The gut microbiome is a trending topic in the health and wellness industry, but how much do you know about getting your gut to function at its best?
Research has shown that the trillions of bacteria and other microorganisms in your gut (or gastrointestinal tract) can have an effect on many aspects of your health – from your digestion to your immune function, and even on your mental health.
But, with so many special gut health diets and product claims it can be tricky to sift through the information and find out what actually works.
To help make it easier, we’ve broken down how to restore gut health in a few simple steps – so you can have a happier gut without the hype.
1. Keep your diet rich in wholefoods – particularly vegetables and resistant starch
Studies have shown that eating wholefoods, particularly fibre-rich vegetables, can help feed good gut bacteria.
The dietary fibre in wholefoods and vegetables is the part of food that is not digested in the small intestine. This fibre moves into the large intestine or colon where it’s broken down by the friendly bacteria that live there.
There are three types of fibre – soluble fibre, insoluble fibre and resistant starch. These are found in different foods and have different ways of working in your gut.
Most Australians are doing a great job of eating some high-fibre foods - like wheat bran, which helps with bowel regularity. But according to CSIRO research, what we need to eat more of is fermentable fibres such as resistant starch, which helps to support good gut bacteria and the lining of the bowel.
Resistant starch is found in slightly undercooked (‘al dente’) pasta, cooked but cooled potatoes (including potato salad), firm or under-ripe bananas, beans, lentils and some wholegrains like Freekeh.
Research has also found that spinach leaves contain significant amounts of a newly discovered enzyme, sugar sulfoquinovose (SQ), which feeds good gut bacteria.
2. Avoid highly processed, high fat and sugary foods
If you’re trying to restore or improve your gut health, then avoiding junk foods is key. Highly processed, sugary and fatty foods can disrupt the bacterial balance in your gut causing a range of issues.
In fact, research has found that having a high-sugar diet can actually affect your mood and encourage you to eat more unhealthy food.
As the bad bacteria feed and multiply in a high-sugar environment, your body responds by craving more of these types of foods to promote the growth of that type of bacteria.
So, the best way to take back control of these gut bugs is to temporarily eliminate their energy source — sugars and yeasts.
If you find yourself craving junk foods, why not consider healthier food swaps? For example, if you’re craving chocolate, why not make some bliss balls instead?
3. Only use antibiotics when absolutely necessary
Antibiotics are great at killing off bad bacteria. The problem is they kill the good ones too.

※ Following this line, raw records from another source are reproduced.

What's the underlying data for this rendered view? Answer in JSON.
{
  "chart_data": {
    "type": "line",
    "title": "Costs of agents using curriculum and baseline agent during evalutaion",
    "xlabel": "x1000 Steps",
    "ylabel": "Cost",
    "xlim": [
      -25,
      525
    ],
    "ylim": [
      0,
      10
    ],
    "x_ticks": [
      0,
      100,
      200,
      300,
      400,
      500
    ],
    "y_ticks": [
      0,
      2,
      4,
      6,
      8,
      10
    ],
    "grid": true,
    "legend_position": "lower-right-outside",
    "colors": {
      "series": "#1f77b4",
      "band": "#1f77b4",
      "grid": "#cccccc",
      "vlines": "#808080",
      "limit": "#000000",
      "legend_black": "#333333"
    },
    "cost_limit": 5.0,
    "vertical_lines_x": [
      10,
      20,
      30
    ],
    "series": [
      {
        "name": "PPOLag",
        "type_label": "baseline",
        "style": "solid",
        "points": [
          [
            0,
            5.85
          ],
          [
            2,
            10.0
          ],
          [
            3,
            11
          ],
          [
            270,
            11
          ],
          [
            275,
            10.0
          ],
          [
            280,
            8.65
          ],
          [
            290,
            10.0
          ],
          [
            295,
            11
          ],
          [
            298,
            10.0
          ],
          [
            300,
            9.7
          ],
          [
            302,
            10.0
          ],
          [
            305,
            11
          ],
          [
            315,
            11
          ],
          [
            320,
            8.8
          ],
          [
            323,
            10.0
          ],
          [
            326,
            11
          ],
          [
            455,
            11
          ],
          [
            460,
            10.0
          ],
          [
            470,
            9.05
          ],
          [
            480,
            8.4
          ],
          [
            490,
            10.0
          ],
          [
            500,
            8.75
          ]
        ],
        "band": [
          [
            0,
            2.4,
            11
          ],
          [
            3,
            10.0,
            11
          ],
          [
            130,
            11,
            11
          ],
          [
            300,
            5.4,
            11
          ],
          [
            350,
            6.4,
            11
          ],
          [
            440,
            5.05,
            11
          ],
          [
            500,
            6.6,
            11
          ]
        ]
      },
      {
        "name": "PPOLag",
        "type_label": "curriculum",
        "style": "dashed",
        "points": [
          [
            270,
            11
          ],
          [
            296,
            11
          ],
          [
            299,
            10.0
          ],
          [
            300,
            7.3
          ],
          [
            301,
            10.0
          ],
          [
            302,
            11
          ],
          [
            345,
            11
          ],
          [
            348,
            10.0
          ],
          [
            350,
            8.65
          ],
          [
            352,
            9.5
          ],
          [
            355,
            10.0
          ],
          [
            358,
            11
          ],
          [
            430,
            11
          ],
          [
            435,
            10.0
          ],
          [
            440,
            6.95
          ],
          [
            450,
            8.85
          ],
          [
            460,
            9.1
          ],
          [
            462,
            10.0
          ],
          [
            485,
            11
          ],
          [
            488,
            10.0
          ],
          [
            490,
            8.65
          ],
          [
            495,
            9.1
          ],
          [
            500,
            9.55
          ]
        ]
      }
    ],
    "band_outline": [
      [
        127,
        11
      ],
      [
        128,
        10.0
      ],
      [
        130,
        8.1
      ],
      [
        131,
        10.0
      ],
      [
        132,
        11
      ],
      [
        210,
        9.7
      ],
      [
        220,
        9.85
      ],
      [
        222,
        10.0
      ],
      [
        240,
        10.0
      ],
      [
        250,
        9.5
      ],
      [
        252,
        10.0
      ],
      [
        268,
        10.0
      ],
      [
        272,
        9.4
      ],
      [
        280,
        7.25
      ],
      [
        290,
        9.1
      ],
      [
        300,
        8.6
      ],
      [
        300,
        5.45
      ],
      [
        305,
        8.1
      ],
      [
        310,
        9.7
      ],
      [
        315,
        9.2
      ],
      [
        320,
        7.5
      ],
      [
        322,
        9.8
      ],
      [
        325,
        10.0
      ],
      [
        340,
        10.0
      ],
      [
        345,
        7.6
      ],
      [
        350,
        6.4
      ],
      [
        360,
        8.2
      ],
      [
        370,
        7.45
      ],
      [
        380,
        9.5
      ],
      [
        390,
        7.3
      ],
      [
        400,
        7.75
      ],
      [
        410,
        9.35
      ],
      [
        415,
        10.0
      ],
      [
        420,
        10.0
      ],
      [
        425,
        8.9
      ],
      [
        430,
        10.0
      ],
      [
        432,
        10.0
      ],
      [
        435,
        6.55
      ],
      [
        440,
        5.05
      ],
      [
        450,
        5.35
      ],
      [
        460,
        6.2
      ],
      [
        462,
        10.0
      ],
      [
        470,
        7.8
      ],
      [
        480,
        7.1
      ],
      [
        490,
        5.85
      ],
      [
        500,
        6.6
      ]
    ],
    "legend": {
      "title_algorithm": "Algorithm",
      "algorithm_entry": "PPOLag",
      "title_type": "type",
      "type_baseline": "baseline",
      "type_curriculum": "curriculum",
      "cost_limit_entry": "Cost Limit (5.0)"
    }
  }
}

According to NPS MedicineWise medical adviser Dr Jeannie Yoo, taking antibiotics may have a long-term effect on the balance of microbes in your gut.
“Until recently, the impact of antibiotics on the normal gut bacteria was thought to be temporary, or short-term, with any disturbances being restored several weeks after treatment. However, emerging research now suggests the effect may be more long-term in some people, with imbalances still present months and even years after a course of antibiotics,” says Dr Yoo.
“Different antibiotics can have different effects on the gut bacteria, and how significant the effect might be to a person’s health will also depend on the strength (dose) of the medicine, how long it is taken for, if it is narrow- or broad-spectrum and how it is taken (e.g. oral, topical or injection).”
Dr Yoo says that by taking antibiotics when they’re not needed, such as for viral infections or other illnesses that will get better on their own, you’re unnecessarily risking longer term effects on your gut health (as well as short-term side effects like diarrhoea).
4. Don’t stress about probiotics
Probiotics are often advertised as a super ‘cure-all’ supplement but some new research has shown taking them might not be as good for your gut as once thought.
These two recent studies found that over-the-counter probiotics don’t always work to restore gut health.
In one study, probiotics had no effect on some people at all, while in others they colonised the gut but made it harder for the microbiome to return to its original, healthy state.